Gustaveson wanted agenda items submitted through the General Manager who would accumulate them and put the agenda together. Currently, items are submitted directly to the Administrative Assistant who compiles the agenda.
"I am sympathetic to the concept of obstructing things from getting on the agenda," Rock said. "However, the structure is a little loose. Board members should be able to put things on the agenda without someone trash canning them. Also, oversight by our Legal Counsel is appropriate."
"I have a problem with the General Manager dictating what does and does not go on the agenda," Bowler stated. "If any Board member want to put an item on the agenda, it should go on the agenda. If it’s a stupid item, it will reflect on them and they will face it later in the next election."

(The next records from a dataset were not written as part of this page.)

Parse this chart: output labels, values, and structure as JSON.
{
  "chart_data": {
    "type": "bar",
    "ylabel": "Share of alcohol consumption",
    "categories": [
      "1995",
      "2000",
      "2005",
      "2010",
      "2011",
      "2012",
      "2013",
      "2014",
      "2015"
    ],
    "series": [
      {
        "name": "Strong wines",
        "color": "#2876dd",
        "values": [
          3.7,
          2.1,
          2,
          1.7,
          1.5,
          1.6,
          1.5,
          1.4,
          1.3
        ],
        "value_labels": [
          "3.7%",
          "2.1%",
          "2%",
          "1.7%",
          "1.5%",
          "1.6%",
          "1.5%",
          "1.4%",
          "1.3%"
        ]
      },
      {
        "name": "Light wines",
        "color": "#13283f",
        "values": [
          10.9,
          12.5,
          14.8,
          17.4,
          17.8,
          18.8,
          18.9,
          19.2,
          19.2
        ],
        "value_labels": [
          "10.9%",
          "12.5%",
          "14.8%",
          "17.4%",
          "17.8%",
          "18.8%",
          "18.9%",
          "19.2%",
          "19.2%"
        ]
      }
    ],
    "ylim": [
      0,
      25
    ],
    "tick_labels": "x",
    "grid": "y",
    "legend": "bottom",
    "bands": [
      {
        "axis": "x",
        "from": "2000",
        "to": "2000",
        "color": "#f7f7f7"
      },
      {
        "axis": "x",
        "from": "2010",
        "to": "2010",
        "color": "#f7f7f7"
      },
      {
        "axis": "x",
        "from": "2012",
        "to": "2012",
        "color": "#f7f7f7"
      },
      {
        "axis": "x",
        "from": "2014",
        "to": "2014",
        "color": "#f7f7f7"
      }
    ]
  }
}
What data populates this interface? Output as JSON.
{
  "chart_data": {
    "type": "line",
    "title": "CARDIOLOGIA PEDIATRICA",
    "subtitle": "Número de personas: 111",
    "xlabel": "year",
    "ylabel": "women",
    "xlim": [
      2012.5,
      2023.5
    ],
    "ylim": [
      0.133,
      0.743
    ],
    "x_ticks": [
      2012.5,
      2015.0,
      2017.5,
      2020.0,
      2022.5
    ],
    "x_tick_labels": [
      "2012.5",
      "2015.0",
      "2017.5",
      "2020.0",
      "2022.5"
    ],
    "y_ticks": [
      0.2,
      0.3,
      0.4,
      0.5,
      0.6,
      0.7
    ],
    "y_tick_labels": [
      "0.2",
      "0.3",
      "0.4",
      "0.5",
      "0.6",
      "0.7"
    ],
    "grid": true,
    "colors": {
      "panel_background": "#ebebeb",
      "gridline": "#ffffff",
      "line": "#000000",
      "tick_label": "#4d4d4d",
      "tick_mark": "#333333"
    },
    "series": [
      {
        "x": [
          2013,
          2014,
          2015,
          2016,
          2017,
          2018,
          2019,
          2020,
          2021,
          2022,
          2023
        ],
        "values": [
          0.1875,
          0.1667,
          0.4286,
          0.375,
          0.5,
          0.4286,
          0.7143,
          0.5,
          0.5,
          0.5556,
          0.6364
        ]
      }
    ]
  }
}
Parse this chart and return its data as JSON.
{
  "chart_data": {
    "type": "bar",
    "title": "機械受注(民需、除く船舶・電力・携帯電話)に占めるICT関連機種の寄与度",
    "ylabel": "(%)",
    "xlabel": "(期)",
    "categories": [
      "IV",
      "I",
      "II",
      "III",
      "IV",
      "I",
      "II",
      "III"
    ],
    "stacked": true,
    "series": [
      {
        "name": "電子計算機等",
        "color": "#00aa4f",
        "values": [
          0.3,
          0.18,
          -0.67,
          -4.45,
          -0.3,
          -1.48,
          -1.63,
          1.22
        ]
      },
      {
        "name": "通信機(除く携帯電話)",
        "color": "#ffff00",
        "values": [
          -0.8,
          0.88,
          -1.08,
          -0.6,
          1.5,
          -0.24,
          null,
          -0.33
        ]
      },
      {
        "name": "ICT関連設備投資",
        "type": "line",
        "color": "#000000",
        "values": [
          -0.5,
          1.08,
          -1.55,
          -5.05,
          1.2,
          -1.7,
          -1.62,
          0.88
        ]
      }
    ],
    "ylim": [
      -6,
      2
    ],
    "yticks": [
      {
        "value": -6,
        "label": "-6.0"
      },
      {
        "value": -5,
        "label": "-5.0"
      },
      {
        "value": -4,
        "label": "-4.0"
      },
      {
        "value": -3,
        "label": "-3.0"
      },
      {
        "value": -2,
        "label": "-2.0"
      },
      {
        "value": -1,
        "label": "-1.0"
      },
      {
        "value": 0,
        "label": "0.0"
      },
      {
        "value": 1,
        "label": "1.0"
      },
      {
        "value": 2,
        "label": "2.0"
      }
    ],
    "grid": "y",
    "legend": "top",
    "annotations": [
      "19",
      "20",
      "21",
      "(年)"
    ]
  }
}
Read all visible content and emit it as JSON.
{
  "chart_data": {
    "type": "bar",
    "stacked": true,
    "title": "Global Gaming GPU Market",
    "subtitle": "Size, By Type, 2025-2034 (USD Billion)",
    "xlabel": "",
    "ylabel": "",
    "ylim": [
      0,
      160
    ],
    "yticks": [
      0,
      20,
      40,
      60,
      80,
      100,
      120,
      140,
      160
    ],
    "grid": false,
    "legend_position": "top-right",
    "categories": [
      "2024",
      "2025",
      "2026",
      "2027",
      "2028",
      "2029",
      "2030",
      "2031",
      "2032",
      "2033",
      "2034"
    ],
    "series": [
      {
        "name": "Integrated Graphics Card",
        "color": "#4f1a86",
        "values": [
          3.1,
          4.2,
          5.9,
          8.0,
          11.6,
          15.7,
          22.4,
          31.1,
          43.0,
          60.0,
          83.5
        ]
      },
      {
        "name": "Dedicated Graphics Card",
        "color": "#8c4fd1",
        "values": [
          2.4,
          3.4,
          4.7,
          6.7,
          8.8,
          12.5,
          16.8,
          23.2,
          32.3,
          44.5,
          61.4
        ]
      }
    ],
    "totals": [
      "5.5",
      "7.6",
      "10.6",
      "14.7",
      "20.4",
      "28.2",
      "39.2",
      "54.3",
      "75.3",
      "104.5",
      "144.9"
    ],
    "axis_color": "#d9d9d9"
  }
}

Gustaveson clarified his concerns saying, "I wasn't inferring he would have the final decision."
"I know what it's like if someone can control the agenda. An item gets on there and your feet are held to the fire and you have to make a decision at that meeting," Miller commented. "The more complicated you make it, the more that happens. I don't see anything wrong with our rules right now. If the public wants to put something on the agenda they should have to go through a Board member."
"We should have to give a reason why we want an item on the agenda," Ramaker added during the discussion.
Bowler and Leavitt agreed with Miller with both of them saying some agenda items the Staff adds don't have any background material.
"If I put an item on the agenda, then I should give the background material," Leavitt said. "Keep it the way it is."
Gustaveson asked, "What if we have 30 people come to the Board and all want something on the agenda? It will be difficult to get everything done."
"We've never had that. But we have had Board members want something on the agenda and were denied," Leavitt said.
Bowler made a motion to leave the policy as it is. He, Leavitt, and Miller voted in favor of that motion. Gustaveson and Ramaker voted no.
"I don't think that solves any of our problems," Gustaveson complained after the vote. "We’re right back where we were."
"I don't think we have a problem," Miller retorted.
"I think we have a problem when the General Manager doesn't know an item was placed on the agenda," Gustaveson replied.
"That's an administrative problem," Bowler said.
The Board voted unanimously to approve two asphalt road repairs necessary because of recent water line breaks. Trade West received a contract award worth $5,250 for repairs on White Rock Road. Mesquite General Contracting received a contract to repair Sunset Road that tops out at $1,911.
An annual agreement with Water Quality & Treatment Solutions, Inc., worth a maximum of $10,000, was approved. The company provides technical support to VVWD staff for groundwater treatment plants.